If two charges of 1 coulomb each are placed 1 km apart, the force between them will be
(1)$$9\times {10}^3$$N (2)$$9\times {10}^{-3}$$ (3)$$1.1\times {10}^{-4}$$ (4)$${10}^{-6}$$

Answer 1

Hint: We will use the formula of coulomb's electrostatic force between two charges. By substituting the values of k, charge and the distance between them we can find the value of Force between the two charges.
Formula: $F=k{\displaystyle \frac{q_1{q}_2}{r^2}}$

Complete answer:
We know that electrostatic force acts between two stationary electrically charged particles separated by a distance ‘r’. This force is also called coulomb's force. It is given by the formula
$F=k{\displaystyle \frac{q_1{q}_2}{r^2}}$ ---------(1)
Where k is the coulomb's constant, $q_1$and $q_2$is the charge in coulombs.
In the question, it is given that $q_1=q_2=1C$
And the charges are placed 1km apart, so $r=1km=1000m$
The value of coulomb’s constant $k=9\times {10}^{9}N{m}^2{C}^{-2}$
Substituting above values in equation (1), we get
$\begin{array}{rl}& \Rightarrow 9\times {10}^9\times {\displaystyle \frac{1\times 1}{{(1000)}^2}}N\\ & \Rightarrow 9\times {10}^9\times {10}^{-6}N\\ & \Rightarrow 9\times {10}^{3}N\\ & \therefore F=9\times {10}^{3}N\end{array}$
So, If two charges of 1 coulomb are placed 1 km apart, the force between them will be$9\times {10}^{3}N$.

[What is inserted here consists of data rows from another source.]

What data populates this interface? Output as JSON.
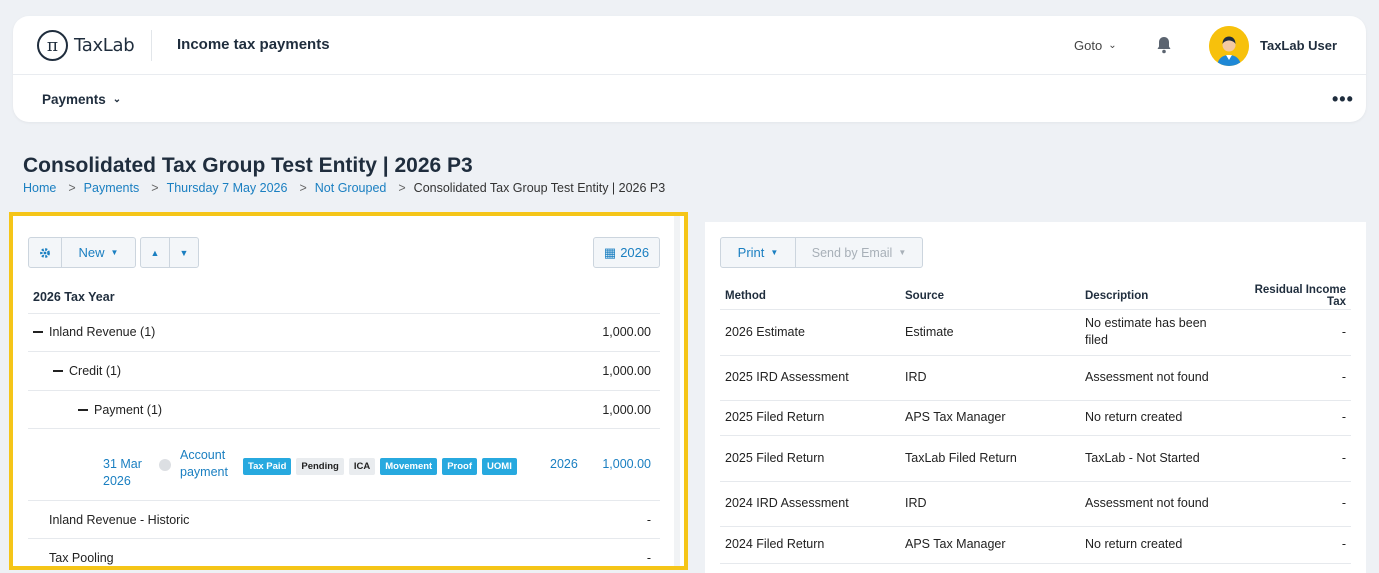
{
  "header": {
    "logo_text": "TaxLab",
    "app_title": "Income tax payments",
    "goto_label": "Goto",
    "user_name": "TaxLab User",
    "nav_menu_label": "Payments",
    "more_label": "•••"
  },
  "page": {
    "title": "Consolidated Tax Group Test Entity | 2026 P3",
    "breadcrumb": [
      "Home",
      "Payments",
      "Thursday 7 May 2026",
      "Not Grouped",
      "Consolidated Tax Group Test Entity | 2026 P3"
    ]
  },
  "left": {
    "new_label": "New",
    "year_button": "2026",
    "tree_header": "2026 Tax Year",
    "rows": [
      {
        "label": "Inland Revenue (1)",
        "amount": "1,000.00"
      },
      {
        "label": "Credit (1)",
        "amount": "1,000.00"
      },
      {
        "label": "Payment (1)",
        "amount": "1,000.00"
      }
    ],
    "payment": {
      "date": "31 Mar 2026",
      "type": "Account payment",
      "tags": [
        "Tax Paid",
        "Pending",
        "ICA",
        "Movement",
        "Proof",
        "UOMI"
      ],
      "year": "2026",
      "amount": "1,000.00"
    },
    "historic": {
      "label": "Inland Revenue - Historic",
      "amount": "-"
    },
    "pooling": {
      "label": "Tax Pooling",
      "amount": "-"
    }
  },
  "right": {
    "print_label": "Print",
    "email_label": "Send by Email",
    "columns": [
      "Method",
      "Source",
      "Description",
      "Residual Income Tax"
    ],
    "rows": [
      {
        "method": "2026 Estimate",
        "source": "Estimate",
        "description": "No estimate has been filed",
        "rit": "-"
      },
      {
        "method": "2025 IRD Assessment",
        "source": "IRD",
        "description": "Assessment not found",
        "rit": "-"
      },
      {
        "method": "2025 Filed Return",
        "source": "APS Tax Manager",
        "description": "No return created",
        "rit": "-"
      },
      {
        "method": "2025 Filed Return",
        "source": "TaxLab Filed Return",
        "description": "TaxLab - Not Started",
        "rit": "-"
      },
      {
        "method": "2024 IRD Assessment",
        "source": "IRD",
        "description": "Assessment not found",
        "rit": "-"
      },
      {
        "method": "2024 Filed Return",
        "source": "APS Tax Manager",
        "description": "No return created",
        "rit": "-"
      }
    ]
  },
  "colors": {
    "accent": "#1a7fc1",
    "highlight": "#f5c518",
    "tag_blue": "#27a9df"
  }
}
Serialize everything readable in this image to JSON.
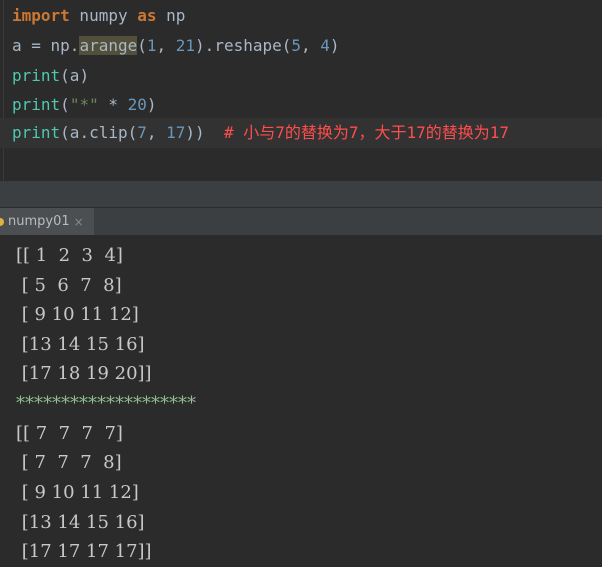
{
  "editor": {
    "lines": [
      {
        "segments": [
          {
            "t": "import",
            "c": "kw"
          },
          {
            "t": " numpy ",
            "c": "plain"
          },
          {
            "t": "as",
            "c": "kw"
          },
          {
            "t": " np",
            "c": "plain"
          }
        ]
      },
      {
        "segments": [
          {
            "t": "a = np.",
            "c": "plain"
          },
          {
            "t": "arange",
            "c": "plain hl"
          },
          {
            "t": "(",
            "c": "plain"
          },
          {
            "t": "1",
            "c": "num"
          },
          {
            "t": ", ",
            "c": "plain"
          },
          {
            "t": "21",
            "c": "num"
          },
          {
            "t": ").reshape(",
            "c": "plain"
          },
          {
            "t": "5",
            "c": "num"
          },
          {
            "t": ", ",
            "c": "plain"
          },
          {
            "t": "4",
            "c": "num"
          },
          {
            "t": ")",
            "c": "plain"
          }
        ]
      },
      {
        "segments": [
          {
            "t": "print",
            "c": "fn-cyan"
          },
          {
            "t": "(a)",
            "c": "plain"
          }
        ]
      },
      {
        "segments": [
          {
            "t": "print",
            "c": "fn-cyan"
          },
          {
            "t": "(",
            "c": "plain"
          },
          {
            "t": "\"*\"",
            "c": "str"
          },
          {
            "t": " * ",
            "c": "plain"
          },
          {
            "t": "20",
            "c": "num"
          },
          {
            "t": ")",
            "c": "plain"
          }
        ]
      },
      {
        "segments": [
          {
            "t": "print",
            "c": "fn-cyan"
          },
          {
            "t": "(a.clip(",
            "c": "plain"
          },
          {
            "t": "7",
            "c": "num"
          },
          {
            "t": ", ",
            "c": "plain"
          },
          {
            "t": "17",
            "c": "num"
          },
          {
            "t": "))  ",
            "c": "plain"
          },
          {
            "t": "# 小与7的替换为7，大于17的替换为17",
            "c": "comment"
          }
        ]
      }
    ]
  },
  "run_tab": {
    "label": "numpy01",
    "close_glyph": "×"
  },
  "console": {
    "lines": [
      "[[ 1  2  3  4]",
      " [ 5  6  7  8]",
      " [ 9 10 11 12]",
      " [13 14 15 16]",
      " [17 18 19 20]]",
      "********************",
      "[[ 7  7  7  7]",
      " [ 7  7  7  8]",
      " [ 9 10 11 12]",
      " [13 14 15 16]",
      " [17 17 17 17]]"
    ]
  },
  "colors": {
    "keyword": "#cc7832",
    "number": "#6897bb",
    "string": "#6a8759",
    "comment": "#ff4d4d",
    "builtin": "#4ec9b0",
    "background": "#2b2b2b"
  }
}
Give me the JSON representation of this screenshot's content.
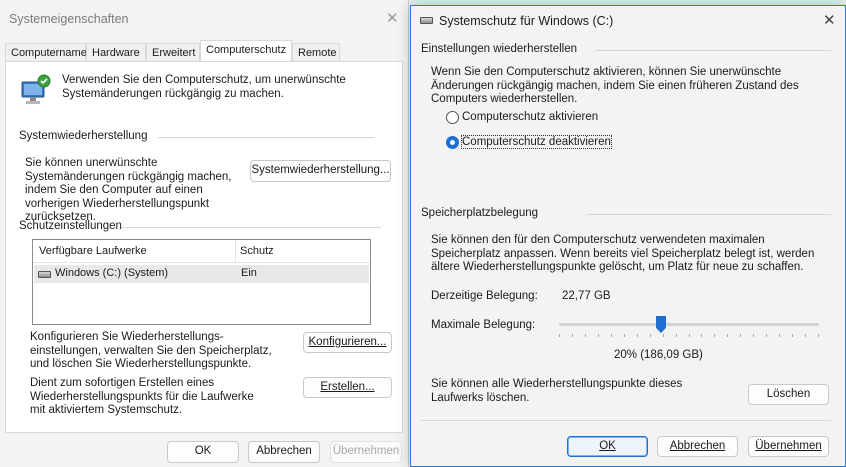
{
  "system_properties": {
    "title": "Systemeigenschaften",
    "tabs": [
      "Computername",
      "Hardware",
      "Erweitert",
      "Computerschutz",
      "Remote"
    ],
    "active_tab": "Computerschutz",
    "intro": "Verwenden Sie den Computerschutz, um unerwünschte Systemänderungen rückgängig zu machen.",
    "restore_group_label": "Systemwiederherstellung",
    "restore_desc": "Sie können unerwünschte Systemänderungen rückgängig machen, indem Sie den Computer auf einen vorherigen Wiederherstellungspunkt zurücksetzen.",
    "restore_button": "Systemwiederherstellung...",
    "protection_group_label": "Schutzeinstellungen",
    "table": {
      "columns": [
        "Verfügbare Laufwerke",
        "Schutz"
      ],
      "rows": [
        {
          "drive": "Windows (C:) (System)",
          "protection": "Ein"
        }
      ]
    },
    "configure_desc": "Konfigurieren Sie Wiederherstellungs-einstellungen, verwalten Sie den Speicherplatz, und löschen Sie Wiederherstellungspunkte.",
    "configure_button": "Konfigurieren...",
    "create_desc": "Dient zum sofortigen Erstellen eines Wiederherstellungspunkts für die Laufwerke mit aktiviertem Systemschutz.",
    "create_button": "Erstellen...",
    "ok_button": "OK",
    "cancel_button": "Abbrechen",
    "apply_button": "Übernehmen"
  },
  "system_protection": {
    "title": "Systemschutz für Windows (C:)",
    "restore_settings_label": "Einstellungen wiederherstellen",
    "restore_settings_desc": "Wenn Sie den Computerschutz aktivieren, können Sie unerwünschte Änderungen rückgängig machen, indem Sie einen früheren Zustand des Computers wiederherstellen.",
    "radio_enable": "Computerschutz aktivieren",
    "radio_disable": "Computerschutz deaktivieren",
    "selected_option": "Computerschutz deaktivieren",
    "disk_usage_label": "Speicherplatzbelegung",
    "disk_usage_desc": "Sie können den für den Computerschutz verwendeten maximalen Speicherplatz anpassen. Wenn bereits viel Speicherplatz belegt ist, werden ältere Wiederherstellungspunkte gelöscht, um Platz für neue zu schaffen.",
    "current_usage_label": "Derzeitige Belegung:",
    "current_usage_value": "22,77 GB",
    "max_usage_label": "Maximale Belegung:",
    "max_usage_percent": 20,
    "max_usage_value": "20% (186,09 GB)",
    "delete_desc": "Sie können alle Wiederherstellungspunkte dieses Laufwerks löschen.",
    "delete_button": "Löschen",
    "ok_button": "OK",
    "cancel_button": "Abbrechen",
    "apply_button": "Übernehmen"
  },
  "colors": {
    "accent": "#1f6fd1",
    "window_bg": "#f3f3f3",
    "panel_bg": "#ffffff"
  },
  "icons": [
    "system-restore-icon",
    "drive-icon",
    "close-icon"
  ]
}
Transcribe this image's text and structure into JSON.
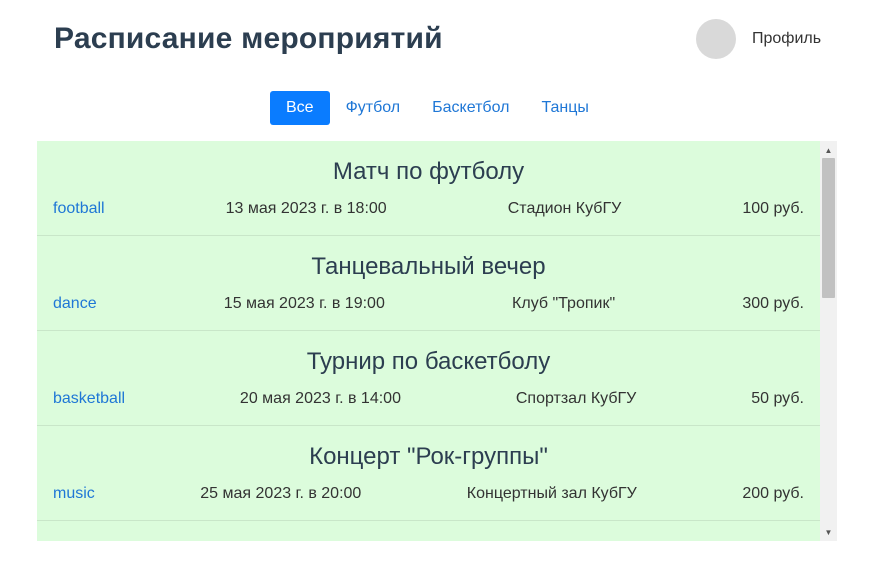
{
  "header": {
    "title": "Расписание мероприятий",
    "profile_label": "Профиль"
  },
  "tabs": [
    {
      "label": "Все",
      "active": true
    },
    {
      "label": "Футбол",
      "active": false
    },
    {
      "label": "Баскетбол",
      "active": false
    },
    {
      "label": "Танцы",
      "active": false
    }
  ],
  "events": [
    {
      "title": "Матч по футболу",
      "tag": "football",
      "date": "13 мая 2023 г. в 18:00",
      "place": "Стадион КубГУ",
      "price": "100 руб."
    },
    {
      "title": "Танцевальный вечер",
      "tag": "dance",
      "date": "15 мая 2023 г. в 19:00",
      "place": "Клуб \"Тропик\"",
      "price": "300 руб."
    },
    {
      "title": "Турнир по баскетболу",
      "tag": "basketball",
      "date": "20 мая 2023 г. в 14:00",
      "place": "Спортзал КубГУ",
      "price": "50 руб."
    },
    {
      "title": "Концерт \"Рок-группы\"",
      "tag": "music",
      "date": "25 мая 2023 г. в 20:00",
      "place": "Концертный зал КубГУ",
      "price": "200 руб."
    }
  ],
  "icons": {
    "scroll_up": "scroll-up-arrow-icon",
    "scroll_down": "scroll-down-arrow-icon"
  },
  "colors": {
    "accent": "#0a7cff",
    "link": "#1f77d6",
    "events_background": "#dcfcdc",
    "title": "#2c3e50"
  }
}
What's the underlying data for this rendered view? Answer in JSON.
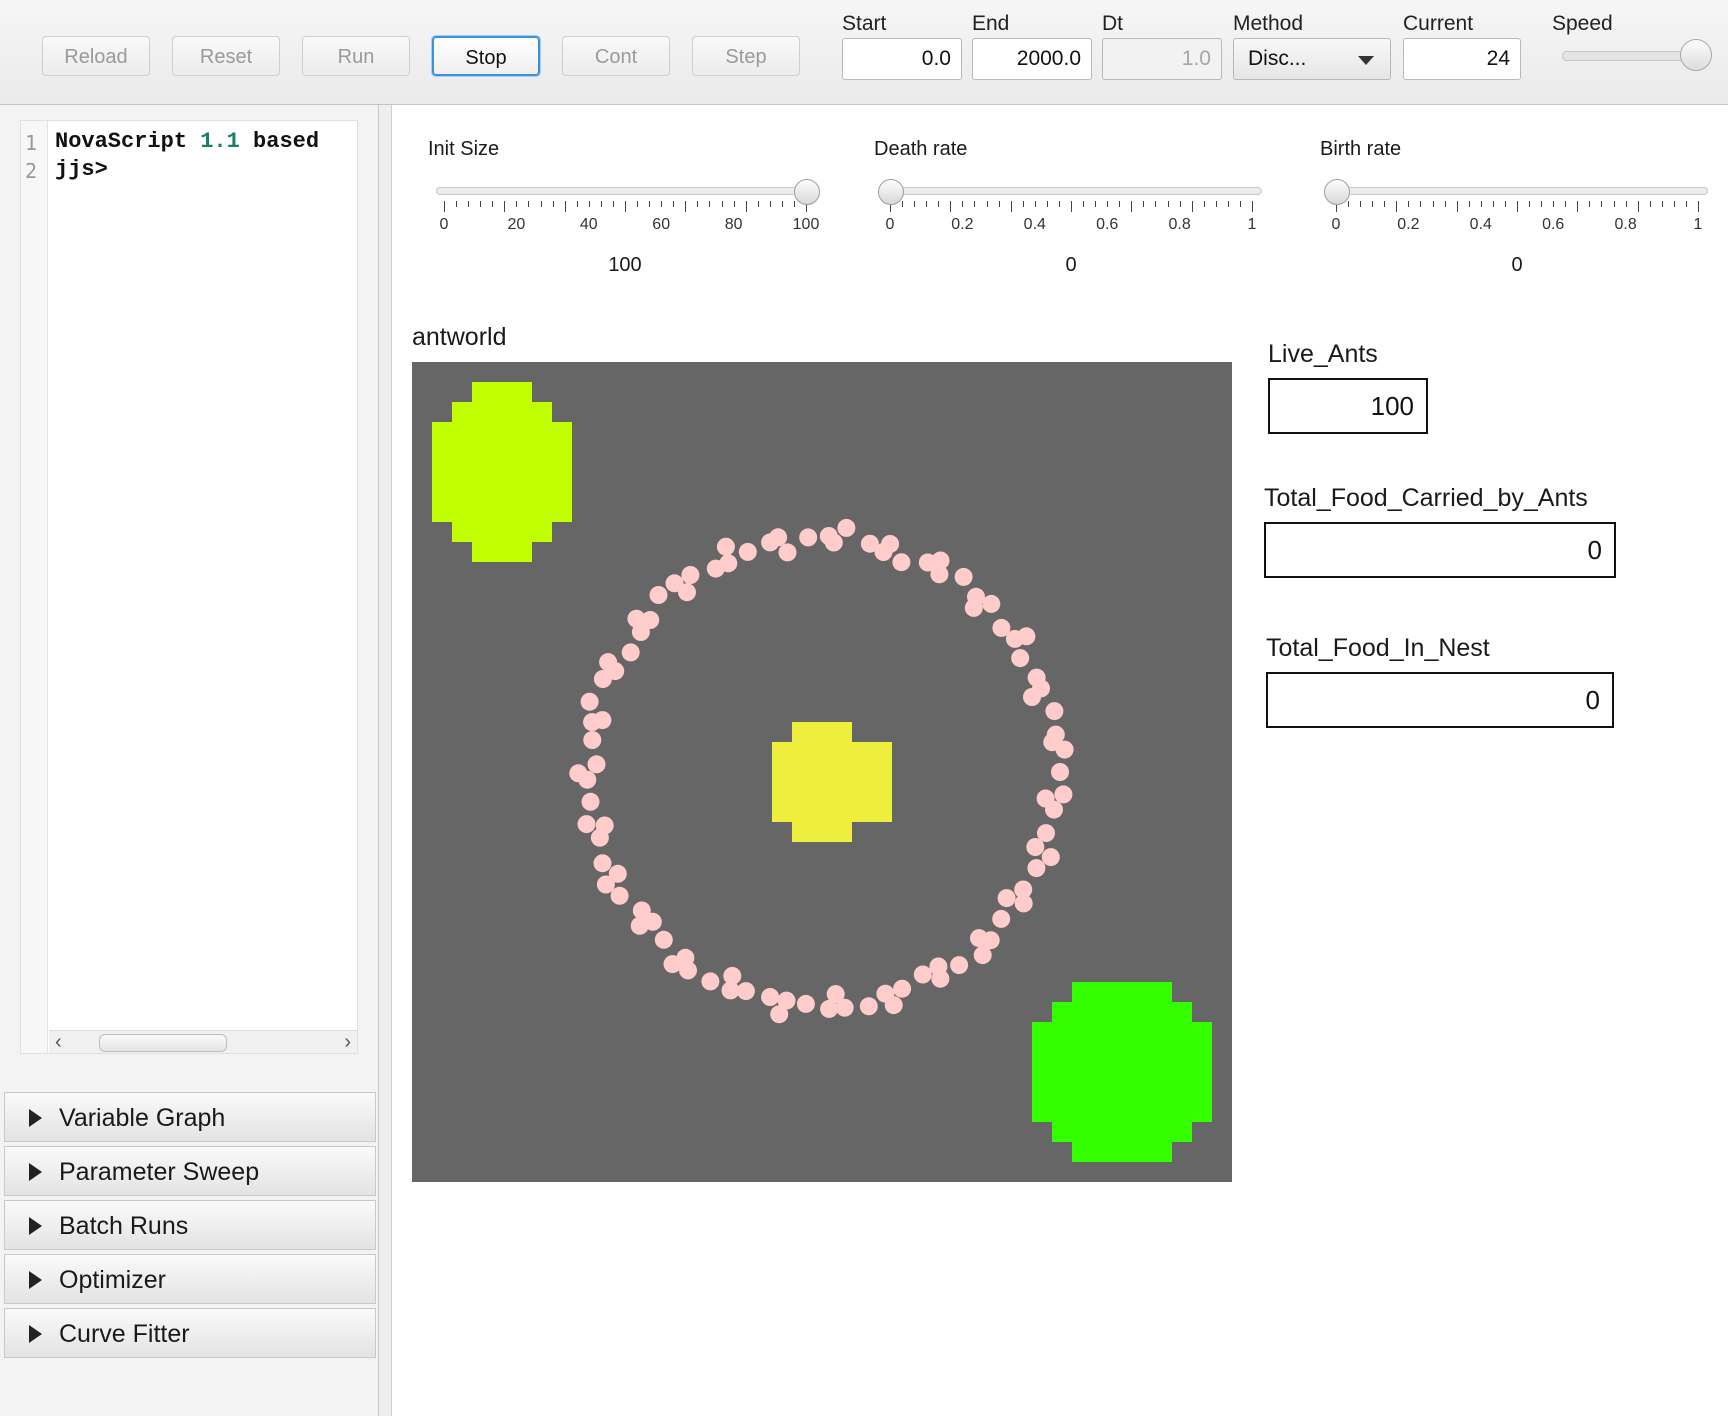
{
  "toolbar": {
    "buttons": [
      {
        "label": "Reload",
        "enabled": false
      },
      {
        "label": "Reset",
        "enabled": false
      },
      {
        "label": "Run",
        "enabled": false
      },
      {
        "label": "Stop",
        "enabled": true,
        "active": true
      },
      {
        "label": "Cont",
        "enabled": false
      },
      {
        "label": "Step",
        "enabled": false
      }
    ],
    "start": {
      "label": "Start",
      "value": "0.0"
    },
    "end": {
      "label": "End",
      "value": "2000.0"
    },
    "dt": {
      "label": "Dt",
      "value": "1.0"
    },
    "method": {
      "label": "Method",
      "value": "Disc..."
    },
    "current": {
      "label": "Current",
      "value": "24"
    },
    "speed": {
      "label": "Speed",
      "level": 1.0
    }
  },
  "console": {
    "lines": [
      {
        "num": "1",
        "text_a": "NovaScript ",
        "text_num": "1.1",
        "text_b": " based"
      },
      {
        "num": "2",
        "text_a": "jjs>",
        "text_num": "",
        "text_b": ""
      }
    ]
  },
  "accordion": [
    {
      "label": "Variable Graph"
    },
    {
      "label": "Parameter Sweep"
    },
    {
      "label": "Batch Runs"
    },
    {
      "label": "Optimizer"
    },
    {
      "label": "Curve Fitter"
    }
  ],
  "sliders": [
    {
      "label": "Init Size",
      "min": 0,
      "max": 100,
      "value": 100,
      "value_text": "100",
      "ticks": [
        "0",
        "20",
        "40",
        "60",
        "80",
        "100"
      ]
    },
    {
      "label": "Death rate",
      "min": 0,
      "max": 1,
      "value": 0,
      "value_text": "0",
      "ticks": [
        "0",
        "0.2",
        "0.4",
        "0.6",
        "0.8",
        "1"
      ]
    },
    {
      "label": "Birth rate",
      "min": 0,
      "max": 1,
      "value": 0,
      "value_text": "0",
      "ticks": [
        "0",
        "0.2",
        "0.4",
        "0.6",
        "0.8",
        "1"
      ]
    }
  ],
  "world": {
    "title": "antworld",
    "background": "#666666",
    "food_source_1_color": "#bfff00",
    "food_source_2_color": "#33ff00",
    "nest_color": "#eeee3c",
    "ant_color": "#ffcccc"
  },
  "monitors": [
    {
      "label": "Live_Ants",
      "value": "100"
    },
    {
      "label": "Total_Food_Carried_by_Ants",
      "value": "0"
    },
    {
      "label": "Total_Food_In_Nest",
      "value": "0"
    }
  ]
}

So, Option (1) is correct.

Additional information:
Electrostatic force is an attractive or repulsive force which acts between stationary electrically charged particles. The electric force between a stationary charged body is conventionally known as the electrostatic force or Coulomb’s force.
1 Coulomb charge is equal to the amount of charge from a current of one ampere flowing for one second. It can also be defined as One coulomb is equal to the charge on $6.241\times {10}^{18}$ protons. The charge on 1 proton is $1.6\times {10}^{-19}$ C.

Note:
In the formula for electrostatic force, ‘k’ is the proportionality constant also known as coulomb’s constant.
$$\begin{array}{rl}& k={\displaystyle \frac{1}{4\pi {\xi }_0}}=9\times {10}^{9}N{m}^2{C}^{-2}\\ & {\xi }_0=8.85\times {10}^{-12}{C}^2/N{m}^2\end{array}$$
${\xi }_0$ is known as the permittivity of free space.
One must remember all these values while solving questions of electrostatics.